Whether it's complaints about messaging or the actual policy, establishmentarian center-left Democrats continue to insist that defunding the police is an all-around disaster. It's too bad that they appear to have never once considered how we got here in the first place.
Former President Barack Obama criticized what he called the "snappy slogan" of "defund the police" during an interview with Snapchat which was released on Tuesday—part of a relentless book tour for the first volume of his memoir. "You know you've lost a big audience the minute you say it, which makes it a lot less likely that you're actually going to get the changes you want done," Obama said. Instead, he went on, you can build a coalition that can actually achieve your goals by saying: "Let's reform the police department so everyone's treated fairly."
It is genuinely incredible that a man who once infuriated conservatives by saying Trayvon Martin could have been his son believes that activists pushing defunding are the ones inflaming the debate to the point where any reform at all is impossible. It's even more incredible that the Beer Summit guy, who spent zero time during his first two years in office pushing for police reform and later had to resort to executive orders to get anything done—not exactly the sort of coalition-building he demands of the people he's scolding—is criticizing activists for not wanting to "actually get something done."
The full weight of the criminal justice system, save for some reformist district attorneys who have been elected in recent years, opposes any kind of police reform. Cop unions openly threaten politicians who dare to criticize them. This year opponents of reform turned marching in racial justice protests into attack ads against cop-lover Max Rose, and even the most moderate attempts at reform get the same kind of treatment from people like New York City PBA president Pat Lynch as defunding the police.
It's not just Obama and moderate House Democrats incapable of assuming any responsibility for their defeats or even close races. Matt Yglesias, the Vox founder-turned-Substack-guy, has been banging a drum since the election that "defund the police" is not just bad politics but bad policy as well. He did it again on Wednesday, tweeting, “imo the big problem with ‘defund the police’ is that defunding the police is a bad idea — austerity is bad, public services are good, policing is important, and better policing will be more costly than bad policing not cheaper.”
The framing here of defunding the police as a pro-austerity movement is a typically shitty attempt at cleverness from Yglesias, but let's take the argument at face value. Police budgets make up a disproportionate share of municipal budgets; in some cities like Chicago, it's as high as 37 percent of the city's general operating fund. Activists do not want this money to disappear; they want it redirected into funding for housing, as well as other social services and programs that are supposed to help prevent situations where the police need to be involved at all.
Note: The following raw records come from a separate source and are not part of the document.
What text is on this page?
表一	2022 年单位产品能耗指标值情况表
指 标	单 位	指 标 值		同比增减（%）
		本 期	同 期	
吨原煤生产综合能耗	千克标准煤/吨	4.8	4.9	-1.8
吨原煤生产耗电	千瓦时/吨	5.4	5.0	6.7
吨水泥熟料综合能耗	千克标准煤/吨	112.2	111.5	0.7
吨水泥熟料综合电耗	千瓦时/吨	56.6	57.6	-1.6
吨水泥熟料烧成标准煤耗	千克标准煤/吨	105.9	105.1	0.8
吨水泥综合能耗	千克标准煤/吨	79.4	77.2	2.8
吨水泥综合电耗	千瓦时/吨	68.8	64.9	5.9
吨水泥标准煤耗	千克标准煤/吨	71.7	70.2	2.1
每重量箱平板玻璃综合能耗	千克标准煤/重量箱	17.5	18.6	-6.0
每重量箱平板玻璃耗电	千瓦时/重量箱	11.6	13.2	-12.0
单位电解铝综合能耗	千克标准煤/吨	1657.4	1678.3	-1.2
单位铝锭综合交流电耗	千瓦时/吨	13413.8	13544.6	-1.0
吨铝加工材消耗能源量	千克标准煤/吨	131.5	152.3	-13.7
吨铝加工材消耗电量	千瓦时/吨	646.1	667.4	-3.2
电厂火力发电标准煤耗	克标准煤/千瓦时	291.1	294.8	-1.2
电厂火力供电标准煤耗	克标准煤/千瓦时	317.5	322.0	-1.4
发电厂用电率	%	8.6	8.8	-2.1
But the more pressing question here is whether or not people like Obama and Yglesias understand why, exactly, calls to defund the police gained so much prominence among people sympathetic to the need to change policing. Activists have already tried all of the things they want them to try. Body cameras, in the rare situations where they're made publicly available, have not resulted in cops being less likely to brutalize people or facing consequences for doing so. Prosecutors continue to refuse to prosecute bad cops, not least because every other part of their job requires cooperation with the police. The police are becoming more militarized, not less.
This is not to say that calls to defund or abolish the police wouldn't exist if the government was more responsive to calls for reform. These ideas have existed since long before they entered mainstream political discourse this year, and certainly way longer than before Matt Yglesias stumbled ass-backwards into a position on them.
But if you're a liberal thinker confused about why this idea has gained so much prominence on the left in recent months, it's not because it's a "snappy slogan," or because your opponents love austerity, or because the people you're criticizing are knuckledragging morons seeking instant gratification without thinking through to the next step. It's because when Black and Latino and poor people and their allies pleaded with their government to reform the system, the door was effectively slammed shut in their faces over, and over, and over again.